Installing into a vault
Corduroy isn't in the community plugin directory yet, so install it manually.
Obsidian loads a plugin from <vault>/.obsidian/plugins/corduroy/. Build the
plugin (see below), then copy manifest.json, main.js, and styles.css into
that folder and enable Corduroy under Settings → Community plugins.
For active development, symlink the repo in place instead of copying:
mkdir -p "<vault>/.obsidian/plugins"
ln -s "$(pwd)" "<vault>/.obsidian/plugins/corduroy"
Then run bun run dev to rebuild main.js on every change. Reload the plugin
in Obsidian to pick up changes (toggle it off/on, or use the community
Hot Reload plugin).
Development
Built with Bun.
bun install # install dependencies
bun run build # build main.js once (production)

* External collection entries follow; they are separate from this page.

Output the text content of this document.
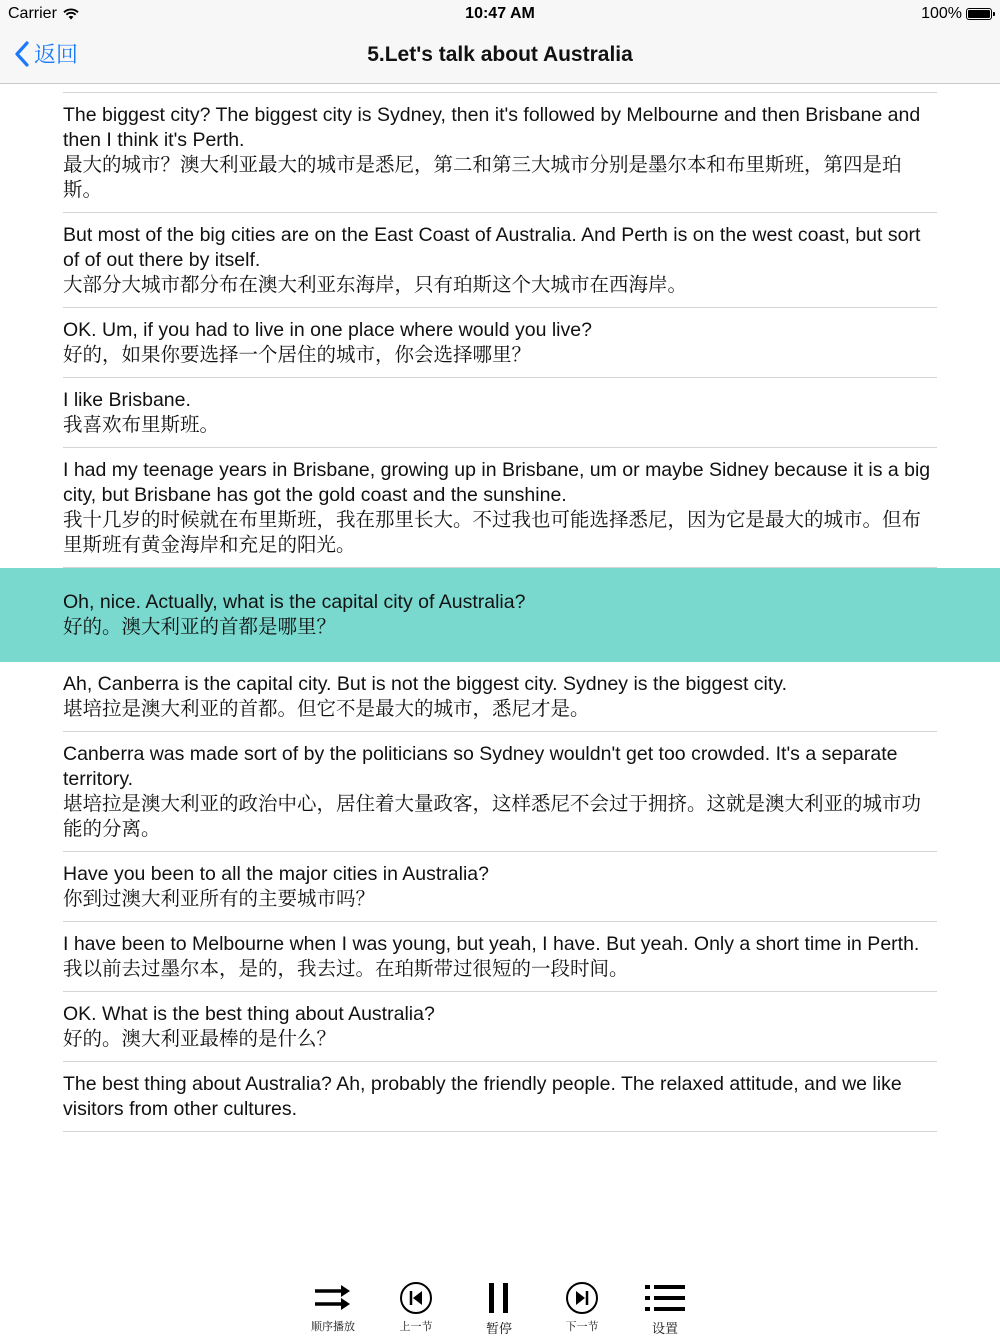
Carrier	10:47 AM	100%
返回	5.Let's talk about Australia
The biggest city? The biggest city is Sydney, then it's followed by Melbourne and then Brisbane and then I think it's Perth.
最大的城市？澳大利亚最大的城市是悉尼，第二和第三大城市分别是墨尔本和布里斯班，第四是珀斯。
But most of the big cities are on the East Coast of Australia. And Perth is on the west coast, but sort of of out there by itself.
大部分大城市都分布在澳大利亚东海岸，只有珀斯这个大城市在西海岸。
OK. Um, if you had to live in one place where would you live?
好的，如果你要选择一个居住的城市，你会选择哪里？
I like Brisbane.
我喜欢布里斯班。
I had my teenage years in Brisbane, growing up in Brisbane, um or maybe Sidney because it is a big city, but Brisbane has got the gold coast and the sunshine.
我十几岁的时候就在布里斯班，我在那里长大。不过我也可能选择悉尼，因为它是最大的城市。但布里斯班有黄金海岸和充足的阳光。
Oh, nice. Actually, what is the capital city of Australia?
好的。澳大利亚的首都是哪里？
Ah, Canberra is the capital city. But is not the biggest city. Sydney is the biggest city.
堪培拉是澳大利亚的首都。但它不是最大的城市，悉尼才是。
Canberra was made sort of by the politicians so Sydney wouldn't get too crowded. It's a separate territory.
堪培拉是澳大利亚的政治中心，居住着大量政客，这样悉尼不会过于拥挤。这就是澳大利亚的城市功能的分离。
Have you been to all the major cities in Australia?
你到过澳大利亚所有的主要城市吗？
I have been to Melbourne when I was young, but yeah, I have. But yeah. Only a short time in Perth.
我以前去过墨尔本，是的，我去过。在珀斯带过很短的一段时间。
OK. What is the best thing about Australia?
好的。澳大利亚最棒的是什么？
The best thing about Australia? Ah, probably the friendly people. The relaxed attitude, and we like visitors from other cultures.
顺序播放	上一节	暂停	下一节	设置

bun run dev # watch + rebuild on change
bun run typecheck # type-check without emitting
Project layout
| File | Responsibility |
|---|---|
main.ts |
Plugin entry point: command registration and frontmatter writing. |
search-modal.ts |
The search-as-you-type modal (debounced, async). |
places.ts |
Google Places API (New) client — autocomplete + place details. |
settings.ts |
Settings tab, including the secret-storage API-key field. |
build.ts |
Bun-based bundler that emits the CommonJS main.js. |
main.js and data.json are intentionally gitignored — the former is a build
artifact, the latter is per-vault runtime settings.